This graphic runs through the national champions of German football. Each season is linked back to the time its champion last won the title by an arc. The arcs are all semi-circular so they are wider when the a club’s wait for a title was longer. First time champions have a straight line stretching to infinity. As such, this visualisation highlights and celebrates variety in the history of the title winners, something that is often sadly absent from league football. I have previously done the same for England, Scotland, Spain and Portugal. I’ll combine the graphics for a side by side comparison after I’ve added a few more leagues to the collection.
Until 1963, the national championship was a brief competition contested by regional champions which was played in, and here named after, a single year. The last of these was the 1963 tournament won by Dortmund. After the formation of the Bundesliga, the competition was a more traditional autumn to spring league. The first of these was the 1963-64 tournament won by Köln.

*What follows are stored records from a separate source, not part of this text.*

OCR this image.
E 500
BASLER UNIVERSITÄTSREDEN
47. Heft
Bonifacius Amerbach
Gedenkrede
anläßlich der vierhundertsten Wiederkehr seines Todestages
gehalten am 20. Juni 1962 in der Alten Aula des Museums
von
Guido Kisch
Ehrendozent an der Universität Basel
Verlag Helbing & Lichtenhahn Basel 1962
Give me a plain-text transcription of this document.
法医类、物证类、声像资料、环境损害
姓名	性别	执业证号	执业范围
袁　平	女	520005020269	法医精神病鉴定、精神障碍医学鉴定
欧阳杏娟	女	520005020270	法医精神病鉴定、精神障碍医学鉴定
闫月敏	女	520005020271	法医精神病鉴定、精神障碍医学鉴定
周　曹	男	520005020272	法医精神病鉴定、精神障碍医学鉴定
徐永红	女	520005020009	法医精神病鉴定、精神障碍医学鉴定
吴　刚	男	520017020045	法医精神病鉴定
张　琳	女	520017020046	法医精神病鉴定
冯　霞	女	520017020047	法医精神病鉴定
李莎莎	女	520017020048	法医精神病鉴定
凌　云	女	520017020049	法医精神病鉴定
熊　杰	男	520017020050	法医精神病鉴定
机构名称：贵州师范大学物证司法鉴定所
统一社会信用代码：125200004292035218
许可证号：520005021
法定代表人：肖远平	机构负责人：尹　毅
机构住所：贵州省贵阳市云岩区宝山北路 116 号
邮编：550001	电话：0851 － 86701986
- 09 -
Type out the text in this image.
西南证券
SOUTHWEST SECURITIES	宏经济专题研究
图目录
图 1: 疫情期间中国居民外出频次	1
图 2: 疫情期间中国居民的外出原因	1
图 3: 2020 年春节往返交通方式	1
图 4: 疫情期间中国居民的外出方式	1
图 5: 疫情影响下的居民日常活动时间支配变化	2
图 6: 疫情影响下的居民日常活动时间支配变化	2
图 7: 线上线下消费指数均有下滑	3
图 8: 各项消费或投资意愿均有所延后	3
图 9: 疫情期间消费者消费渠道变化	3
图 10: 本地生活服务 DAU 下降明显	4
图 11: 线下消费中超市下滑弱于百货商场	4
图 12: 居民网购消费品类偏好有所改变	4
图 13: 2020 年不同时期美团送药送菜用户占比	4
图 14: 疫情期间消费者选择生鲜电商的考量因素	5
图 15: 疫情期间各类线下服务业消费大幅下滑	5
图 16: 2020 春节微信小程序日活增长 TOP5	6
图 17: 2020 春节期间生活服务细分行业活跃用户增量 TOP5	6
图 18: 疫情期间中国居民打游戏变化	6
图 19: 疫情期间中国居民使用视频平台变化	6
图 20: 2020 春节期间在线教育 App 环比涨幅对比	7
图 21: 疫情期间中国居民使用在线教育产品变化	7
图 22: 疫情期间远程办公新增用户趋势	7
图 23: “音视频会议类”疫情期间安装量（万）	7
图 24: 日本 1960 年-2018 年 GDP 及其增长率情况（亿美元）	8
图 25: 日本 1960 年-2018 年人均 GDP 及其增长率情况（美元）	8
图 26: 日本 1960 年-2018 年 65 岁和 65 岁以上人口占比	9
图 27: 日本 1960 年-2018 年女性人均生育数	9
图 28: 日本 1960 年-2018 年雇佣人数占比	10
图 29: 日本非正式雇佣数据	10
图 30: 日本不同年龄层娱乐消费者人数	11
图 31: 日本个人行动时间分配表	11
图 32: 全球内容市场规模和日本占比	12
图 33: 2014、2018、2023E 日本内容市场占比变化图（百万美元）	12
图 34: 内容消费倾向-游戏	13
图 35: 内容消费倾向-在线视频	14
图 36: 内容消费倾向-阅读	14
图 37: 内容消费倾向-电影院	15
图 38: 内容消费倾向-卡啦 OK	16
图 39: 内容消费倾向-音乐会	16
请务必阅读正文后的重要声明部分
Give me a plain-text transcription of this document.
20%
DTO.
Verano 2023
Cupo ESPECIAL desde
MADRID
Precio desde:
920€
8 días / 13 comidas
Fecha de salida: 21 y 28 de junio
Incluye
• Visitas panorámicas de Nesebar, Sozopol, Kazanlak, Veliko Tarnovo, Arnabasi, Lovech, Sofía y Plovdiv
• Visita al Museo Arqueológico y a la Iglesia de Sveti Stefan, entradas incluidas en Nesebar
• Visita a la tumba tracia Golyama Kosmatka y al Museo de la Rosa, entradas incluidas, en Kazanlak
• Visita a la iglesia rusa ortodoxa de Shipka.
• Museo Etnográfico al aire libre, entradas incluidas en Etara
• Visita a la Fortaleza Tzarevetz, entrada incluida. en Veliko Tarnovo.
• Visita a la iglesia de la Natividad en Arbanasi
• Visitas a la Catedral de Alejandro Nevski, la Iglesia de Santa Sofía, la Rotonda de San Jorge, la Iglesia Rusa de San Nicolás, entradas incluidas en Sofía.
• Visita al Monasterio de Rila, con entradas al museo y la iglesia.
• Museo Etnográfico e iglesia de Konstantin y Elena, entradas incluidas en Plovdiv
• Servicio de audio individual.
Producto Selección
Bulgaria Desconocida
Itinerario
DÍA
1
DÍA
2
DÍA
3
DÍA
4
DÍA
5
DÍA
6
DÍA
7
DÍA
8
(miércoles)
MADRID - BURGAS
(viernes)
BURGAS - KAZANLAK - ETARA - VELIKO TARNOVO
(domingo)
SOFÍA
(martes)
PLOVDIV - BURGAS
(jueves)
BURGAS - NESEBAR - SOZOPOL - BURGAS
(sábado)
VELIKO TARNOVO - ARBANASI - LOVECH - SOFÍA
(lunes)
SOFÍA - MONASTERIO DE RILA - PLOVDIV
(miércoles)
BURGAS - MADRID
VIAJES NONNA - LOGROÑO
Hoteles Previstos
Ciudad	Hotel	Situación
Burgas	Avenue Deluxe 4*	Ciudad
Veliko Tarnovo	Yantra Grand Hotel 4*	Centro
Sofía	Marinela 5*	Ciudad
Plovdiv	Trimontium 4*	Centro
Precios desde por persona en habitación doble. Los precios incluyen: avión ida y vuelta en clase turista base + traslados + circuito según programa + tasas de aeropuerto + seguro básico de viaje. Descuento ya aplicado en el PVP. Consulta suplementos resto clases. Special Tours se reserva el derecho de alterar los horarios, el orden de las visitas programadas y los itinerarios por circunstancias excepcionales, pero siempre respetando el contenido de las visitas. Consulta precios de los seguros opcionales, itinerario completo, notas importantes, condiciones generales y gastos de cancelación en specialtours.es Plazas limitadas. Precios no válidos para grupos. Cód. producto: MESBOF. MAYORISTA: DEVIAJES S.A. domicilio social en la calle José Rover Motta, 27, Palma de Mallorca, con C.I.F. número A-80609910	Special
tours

- Germany has had many different champions. Clubs were crowned for the first time on a regular basis over the first seven decades but almost never in the following four. Wolfsburg, 2008-09 champions, are the only new winners since Borussia Mönchengladbach in 1969-70.
- Since regaining the title in 1979-80, Bayern Munich have never gone more than three seasons without winning it or more than three seasons without losing it.
- Bayern aside, the only clear periods of dominance by a single team are Nuremburg in the ’20s and Schalke in the ’30s and ’40s.
- The longest drought between a club’s titles was the 37 seasons between Kaiserslautern’s wins in 1953 and 1990-91.
- The mid ’80s to mid ’90s was a good time for the nostalgic with Stuttgart, Bremen, Kaiserslautern and Dortmund all overcoming relatively long waits.